Entender al Poder Judicial como una «agencia» contribuye a rebajar el elevado papel institucional del Poder Judicial y fomenta una idea distorsionada de los mecanismos jurisdiccionales, que en ningún caso se pueden asimilar a un servicio público de naturaleza prestacional, toda vez que los que en nuestro sistema político a los tribunales ordinarios se les ha encargado la misión de proteger los derechos subjetivos.
Tan grave como lo anterior, es diferenciar entre «Presidente, Vicepresidente y ciudadanos», como si se tratara de tres categorías diferentes.

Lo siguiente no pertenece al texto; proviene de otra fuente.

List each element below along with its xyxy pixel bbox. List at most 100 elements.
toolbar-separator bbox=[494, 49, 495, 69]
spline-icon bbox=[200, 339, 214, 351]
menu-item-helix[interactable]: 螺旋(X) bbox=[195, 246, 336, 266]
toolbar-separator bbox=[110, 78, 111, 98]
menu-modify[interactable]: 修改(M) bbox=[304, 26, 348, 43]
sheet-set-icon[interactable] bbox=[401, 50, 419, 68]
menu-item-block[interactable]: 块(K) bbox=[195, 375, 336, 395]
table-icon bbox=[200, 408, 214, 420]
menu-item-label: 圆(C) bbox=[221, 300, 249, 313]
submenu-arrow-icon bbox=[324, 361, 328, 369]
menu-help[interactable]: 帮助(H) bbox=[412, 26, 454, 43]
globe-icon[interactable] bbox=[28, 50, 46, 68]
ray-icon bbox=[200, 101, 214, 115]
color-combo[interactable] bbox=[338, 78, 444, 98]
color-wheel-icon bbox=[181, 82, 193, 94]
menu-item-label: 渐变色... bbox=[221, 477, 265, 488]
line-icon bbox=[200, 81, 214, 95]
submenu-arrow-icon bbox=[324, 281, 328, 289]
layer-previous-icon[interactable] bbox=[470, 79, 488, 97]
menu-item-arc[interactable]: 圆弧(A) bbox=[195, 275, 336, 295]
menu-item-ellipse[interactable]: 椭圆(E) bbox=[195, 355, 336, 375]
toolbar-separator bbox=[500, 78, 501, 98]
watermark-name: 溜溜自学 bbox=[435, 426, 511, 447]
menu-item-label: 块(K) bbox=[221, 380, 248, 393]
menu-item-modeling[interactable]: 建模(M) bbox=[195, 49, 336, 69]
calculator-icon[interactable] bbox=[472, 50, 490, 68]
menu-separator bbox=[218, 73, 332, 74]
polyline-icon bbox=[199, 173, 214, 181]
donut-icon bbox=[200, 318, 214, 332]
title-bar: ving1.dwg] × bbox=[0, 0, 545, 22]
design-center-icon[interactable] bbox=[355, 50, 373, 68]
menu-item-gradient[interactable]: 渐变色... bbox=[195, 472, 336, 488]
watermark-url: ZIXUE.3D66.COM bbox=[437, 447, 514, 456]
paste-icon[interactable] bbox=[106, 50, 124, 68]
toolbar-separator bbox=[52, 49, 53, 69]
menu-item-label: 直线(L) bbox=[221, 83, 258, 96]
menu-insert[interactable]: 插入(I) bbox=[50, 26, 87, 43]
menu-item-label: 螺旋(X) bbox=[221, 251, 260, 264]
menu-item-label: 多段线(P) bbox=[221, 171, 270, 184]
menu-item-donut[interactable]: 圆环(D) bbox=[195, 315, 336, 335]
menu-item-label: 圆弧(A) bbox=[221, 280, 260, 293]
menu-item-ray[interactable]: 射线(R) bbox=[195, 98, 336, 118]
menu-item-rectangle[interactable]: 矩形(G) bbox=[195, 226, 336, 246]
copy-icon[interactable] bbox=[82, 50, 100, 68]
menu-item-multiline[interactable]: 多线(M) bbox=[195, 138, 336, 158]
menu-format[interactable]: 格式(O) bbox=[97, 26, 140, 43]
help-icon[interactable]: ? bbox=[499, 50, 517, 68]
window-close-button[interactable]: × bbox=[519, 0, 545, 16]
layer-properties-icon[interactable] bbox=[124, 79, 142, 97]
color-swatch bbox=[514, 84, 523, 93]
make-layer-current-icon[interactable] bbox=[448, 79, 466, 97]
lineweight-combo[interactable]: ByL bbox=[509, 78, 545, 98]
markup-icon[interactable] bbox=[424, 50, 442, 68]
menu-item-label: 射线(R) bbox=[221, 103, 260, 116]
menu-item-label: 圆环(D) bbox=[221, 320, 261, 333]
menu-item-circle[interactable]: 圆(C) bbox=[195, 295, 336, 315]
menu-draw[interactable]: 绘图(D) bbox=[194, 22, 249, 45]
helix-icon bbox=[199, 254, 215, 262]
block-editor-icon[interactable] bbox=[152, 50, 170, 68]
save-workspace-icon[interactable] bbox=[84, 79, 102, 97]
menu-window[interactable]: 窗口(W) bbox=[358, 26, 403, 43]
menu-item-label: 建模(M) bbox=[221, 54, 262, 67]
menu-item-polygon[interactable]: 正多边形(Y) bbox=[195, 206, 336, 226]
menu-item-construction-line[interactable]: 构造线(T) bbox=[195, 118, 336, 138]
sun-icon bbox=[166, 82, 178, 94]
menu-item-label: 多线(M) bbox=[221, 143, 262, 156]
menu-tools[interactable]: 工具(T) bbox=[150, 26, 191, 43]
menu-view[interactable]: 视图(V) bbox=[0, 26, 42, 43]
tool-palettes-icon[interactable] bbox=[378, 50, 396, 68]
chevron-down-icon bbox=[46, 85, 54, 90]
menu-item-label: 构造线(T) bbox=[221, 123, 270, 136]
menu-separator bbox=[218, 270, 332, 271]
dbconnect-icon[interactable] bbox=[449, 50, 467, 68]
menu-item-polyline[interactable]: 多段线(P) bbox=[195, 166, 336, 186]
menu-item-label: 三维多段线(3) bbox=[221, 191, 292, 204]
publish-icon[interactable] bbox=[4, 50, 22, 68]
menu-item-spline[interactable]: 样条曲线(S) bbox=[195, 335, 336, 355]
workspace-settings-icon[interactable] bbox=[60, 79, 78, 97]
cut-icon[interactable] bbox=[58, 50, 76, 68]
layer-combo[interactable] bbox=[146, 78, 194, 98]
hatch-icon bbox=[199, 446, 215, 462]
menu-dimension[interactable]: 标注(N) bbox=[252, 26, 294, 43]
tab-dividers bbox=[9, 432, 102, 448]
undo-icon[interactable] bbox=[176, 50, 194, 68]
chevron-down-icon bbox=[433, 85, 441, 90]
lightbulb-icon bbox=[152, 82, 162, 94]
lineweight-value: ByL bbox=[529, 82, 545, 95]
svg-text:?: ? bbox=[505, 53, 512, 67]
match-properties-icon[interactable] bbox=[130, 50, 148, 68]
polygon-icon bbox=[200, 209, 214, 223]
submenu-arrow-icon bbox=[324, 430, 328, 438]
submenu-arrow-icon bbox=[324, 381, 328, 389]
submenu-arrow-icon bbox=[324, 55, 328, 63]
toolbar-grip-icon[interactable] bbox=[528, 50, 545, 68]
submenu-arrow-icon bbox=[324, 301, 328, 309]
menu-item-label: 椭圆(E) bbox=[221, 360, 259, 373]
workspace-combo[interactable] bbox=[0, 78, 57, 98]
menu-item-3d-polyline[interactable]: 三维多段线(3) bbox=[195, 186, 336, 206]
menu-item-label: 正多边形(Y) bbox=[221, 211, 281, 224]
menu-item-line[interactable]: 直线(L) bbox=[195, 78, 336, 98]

El artículo 87 de la Constitución argentina establece con toda claridad que «el Poder Ejecutivo de la Nación será desempeñado por un ciudadano con el título de "Presidente de la Nación Argentina"».
Probablemente lo que mejor define la esencia de la república y la distingue de las monarquías es que, en las repúblicas, el vértice del poder está ocupado por un ciudadano exactamente igual a los demás y elegido por quienes son exactamente iguales a él.
De allí que sorprenderse porque la justicia funcione «mal» tanto para el ciudadano presidente, como para la ciudadana vicepresidenta o para cualquier otro ciudadano que no ostente estos títulos es sorprenderse de que la igualdad republicana funcione hasta en lo malo.
Ahora bien: si los ciudadanos sin títulos ni cargos muy poco pueden hacer para mejorar el funcionamiento de la justicia, aquellos que tienen el título de Presidente o Vicepresidente de la Nación pueden hacer mucho más para mejorar las cosas.
La primera contribución -la fundamental- consiste en no mirar ni calificar a la justicia como un «servicio»; la segunda es considerar que todos somos iguales, y que, en la república que hemos creado para vivir, ni el Presidente ni la Vicepresidente portan corona ni por sus venas corre sangre azul.